Olveiroa – Fisterra (34,9 km)


Throughout history, the pilgrim used to put an end to his path in the imposing and legendary Cape Finisterre, the KM. 0 of the Camino de Santiago, where in the light of the sunset he burned his clothes, performed rites of purification and let himself be admired by the immensity of the Atlantic, by the thin line of a horizon where the sun was devoured by the sea. Today, with the integration of Muxía in the path of the Camino, the pilgrim will have to decide at this stage what direction to follow initially, although walking towards Finisterre, or on the contrary to Muxía, but this is not a problem since it exists a fascinating and highly recommended itinerary that unites both destinations without the need to return to Olveiroa.

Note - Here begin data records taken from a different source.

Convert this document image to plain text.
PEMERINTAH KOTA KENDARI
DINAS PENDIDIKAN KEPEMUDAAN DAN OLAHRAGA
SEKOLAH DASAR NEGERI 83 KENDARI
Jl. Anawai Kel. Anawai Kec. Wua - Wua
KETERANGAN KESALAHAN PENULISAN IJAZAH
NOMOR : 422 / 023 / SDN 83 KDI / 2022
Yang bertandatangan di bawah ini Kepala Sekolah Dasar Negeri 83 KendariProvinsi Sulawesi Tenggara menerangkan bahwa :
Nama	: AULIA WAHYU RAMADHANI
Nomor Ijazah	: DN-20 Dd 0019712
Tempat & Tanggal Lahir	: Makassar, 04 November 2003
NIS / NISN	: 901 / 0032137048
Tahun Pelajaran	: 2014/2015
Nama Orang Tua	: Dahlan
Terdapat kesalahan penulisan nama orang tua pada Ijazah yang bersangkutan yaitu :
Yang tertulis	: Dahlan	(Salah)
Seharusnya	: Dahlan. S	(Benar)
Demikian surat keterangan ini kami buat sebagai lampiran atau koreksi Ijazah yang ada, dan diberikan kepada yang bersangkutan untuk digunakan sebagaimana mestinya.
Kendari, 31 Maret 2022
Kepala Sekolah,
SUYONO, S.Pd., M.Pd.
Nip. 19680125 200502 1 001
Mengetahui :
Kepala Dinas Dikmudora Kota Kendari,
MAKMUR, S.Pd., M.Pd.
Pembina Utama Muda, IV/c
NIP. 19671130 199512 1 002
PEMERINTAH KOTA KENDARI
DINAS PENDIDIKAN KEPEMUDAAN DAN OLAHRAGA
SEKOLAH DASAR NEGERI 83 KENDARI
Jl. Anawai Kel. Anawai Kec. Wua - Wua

Perhaps the most advisable thing is to enter the classic path to Finisterre, and once there, choose to continue walking towards Muxía.

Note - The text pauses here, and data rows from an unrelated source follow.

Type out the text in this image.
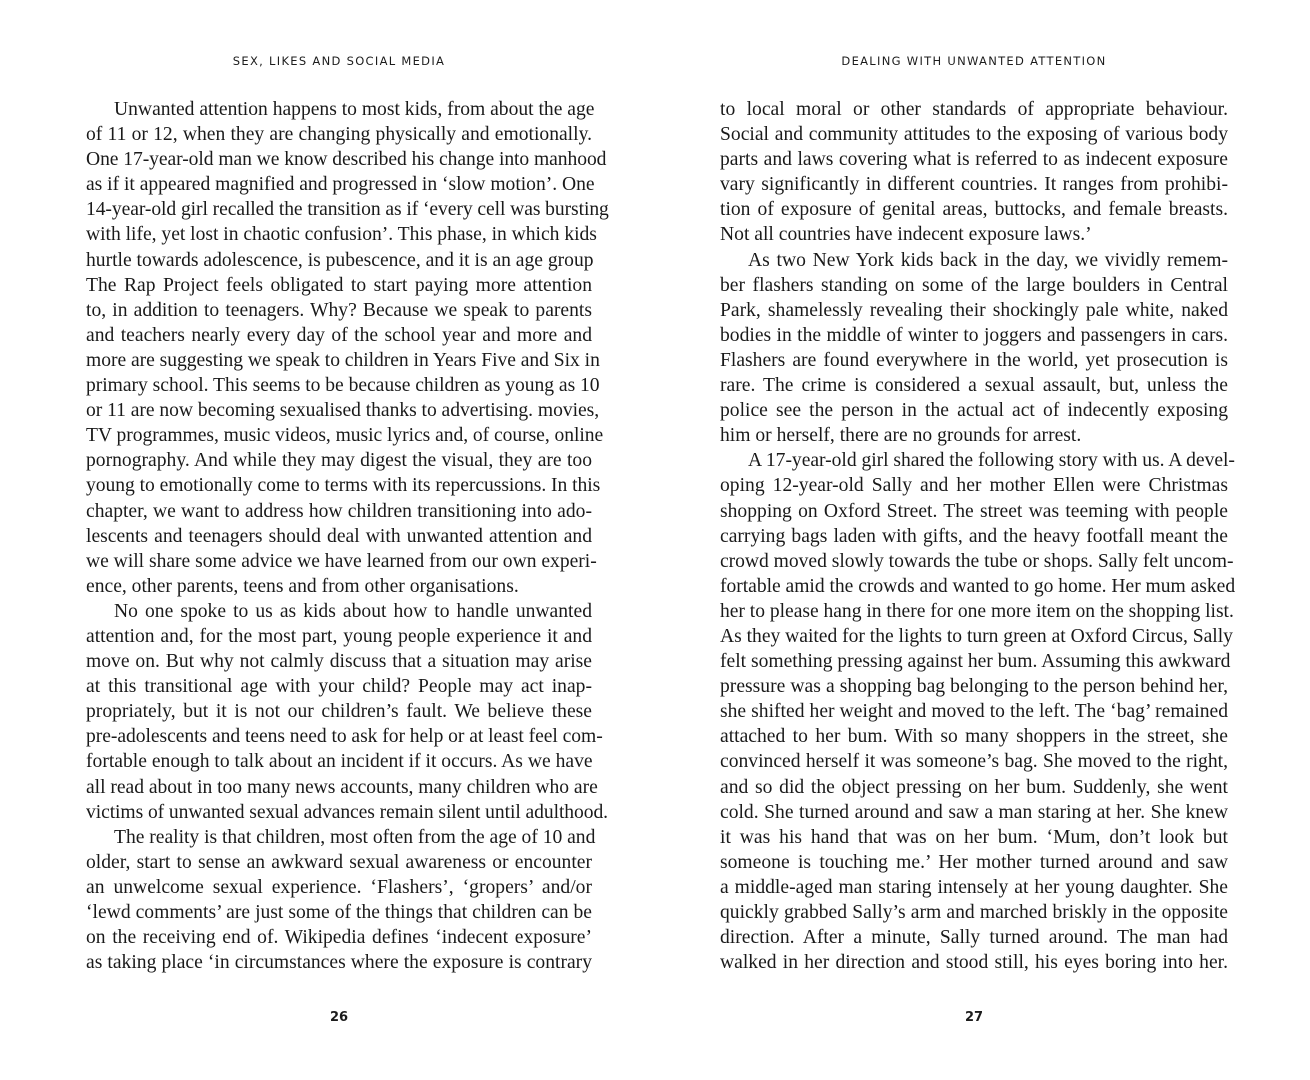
SEX, LIKES AND SOCIAL MEDIA
Unwanted attention happens to most kids, from about the age
of 11 or 12, when they are changing physically and emotionally.
One 17-year-old man we know described his change into manhood
as if it appeared magnified and progressed in ‘slow motion’. One
14-year-old girl recalled the transition as if ‘every cell was bursting
with life, yet lost in chaotic confusion’. This phase, in which kids
hurtle towards adolescence, is pubescence, and it is an age group
The Rap Project feels obligated to start paying more attention
to, in addition to teenagers. Why? Because we speak to parents
and teachers nearly every day of the school year and more and
more are suggesting we speak to children in Years Five and Six in
primary school. This seems to be because children as young as 10
or 11 are now becoming sexualised thanks to advertising. movies,
TV programmes, music videos, music lyrics and, of course, online
pornography. And while they may digest the visual, they are too
young to emotionally come to terms with its repercussions. In this
chapter, we want to address how children transitioning into ado-
lescents and teenagers should deal with unwanted attention and
we will share some advice we have learned from our own experi-
ence, other parents, teens and from other organisations.
No one spoke to us as kids about how to handle unwanted
attention and, for the most part, young people experience it and
move on. But why not calmly discuss that a situation may arise
at this transitional age with your child? People may act inap-
propriately, but it is not our children’s fault. We believe these
pre-adolescents and teens need to ask for help or at least feel com-
fortable enough to talk about an incident if it occurs. As we have
all read about in too many news accounts, many children who are
victims of unwanted sexual advances remain silent until adulthood.
The reality is that children, most often from the age of 10 and
older, start to sense an awkward sexual awareness or encounter
an unwelcome sexual experience. ‘Flashers’, ‘gropers’ and/or
‘lewd comments’ are just some of the things that children can be
on the receiving end of. Wikipedia defines ‘indecent exposure’
as taking place ‘in circumstances where the exposure is contrary
26
DEALING WITH UNWANTED ATTENTION
to local moral or other standards of appropriate behaviour.
Social and community attitudes to the exposing of various body
parts and laws covering what is referred to as indecent exposure
vary significantly in different countries. It ranges from prohibi-
tion of exposure of genital areas, buttocks, and female breasts.
Not all countries have indecent exposure laws.’
As two New York kids back in the day, we vividly remem-
ber flashers standing on some of the large boulders in Central
Park, shamelessly revealing their shockingly pale white, naked
bodies in the middle of winter to joggers and passengers in cars.
Flashers are found everywhere in the world, yet prosecution is
rare. The crime is considered a sexual assault, but, unless the
police see the person in the actual act of indecently exposing
him or herself, there are no grounds for arrest.
A 17-year-old girl shared the following story with us. A devel-
oping 12-year-old Sally and her mother Ellen were Christmas
shopping on Oxford Street. The street was teeming with people
carrying bags laden with gifts, and the heavy footfall meant the
crowd moved slowly towards the tube or shops. Sally felt uncom-
fortable amid the crowds and wanted to go home. Her mum asked
her to please hang in there for one more item on the shopping list.
As they waited for the lights to turn green at Oxford Circus, Sally
felt something pressing against her bum. Assuming this awkward
pressure was a shopping bag belonging to the person behind her,
she shifted her weight and moved to the left. The ‘bag’ remained
attached to her bum. With so many shoppers in the street, she
convinced herself it was someone’s bag. She moved to the right,
and so did the object pressing on her bum. Suddenly, she went
cold. She turned around and saw a man staring at her. She knew
it was his hand that was on her bum. ‘Mum, don’t look but
someone is touching me.’ Her mother turned around and saw
a middle-aged man staring intensely at her young daughter. She
quickly grabbed Sally’s arm and marched briskly in the opposite
direction. After a minute, Sally turned around. The man had
walked in her direction and stood still, his eyes boring into her.
27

Shortly after leaving Olveiroa, the pilgrim will begin a gentle ascent accompanying the winding course of the Xallas River on his way to the village of Hospital, where he will find the fork to continue towards Muxía. Then you will enter a wide forest path that will take you to the hermitages of Nosa Señora das Neves and San Pedro Mártir, before reaching the municipality of Cee and see on the horizon the monumental silhouette of Cape Finisterre on the Atlantic. Once the urban centers of Cee and Corcubión have been traveled, the pilgrim will have to ascend to San Roque to start a comforting descent that will lead him to the small population centers of Amarela and Estorde. It only remains to penetrate the picturesque place of Sardiñeiro to enter fully into the City Hall of Finisterre and return to contemplate its legendary rock on the horizon, defying the fury and the continuous scourging of the sea. When you arrive at the Langosteira beach, you can finally take off your shoes and walk along the seashore refreshing your tired feet to the urban center of Finisterre. From there, only three kilometers remain to reach the KM. 0, at the End of the Path, to the last piece of land that dies in the Atlantic.


Fisterra - Muxía (29 km)

Church of Muxía

Once arrived at the Finis Terrae, until the end of the Camino de Santiago, the pilgrim has the option of continuing his journey to Muxía in a two-way itinerary in which the aroma and the sound of the sea are always present. The first section of this road leaves the urban nucleus of Finisterre through the Duyo Valley. Legend has it that in this valley there was once an important city known as "Dugium" that was devoured by the sea, and as cited in the Calixtino Codex, it was also the place that Queen Lupa sent to the disciples of Santiago to request the burial of the Apostle. After leaving behind this legendary valley, the pilgrim will arrive to the place of Lires to then cross the Castro River by the Vaosilveiro Bridge, inaugurated in 2010, and ascend through Morquintián to the Facho de Lourido, possibly the hardest stretch and exhausting of the stage. From there it is only necessary to descend through the place of Xurarantes to the beach of Lourido before ending our stage in Muxía. The Sanctuary of Nosa Señora da Barca and the Monastery of San Julián de Moraime are obligatory visits for all those visitors or pilgrims who come to this fanned and atlantic border.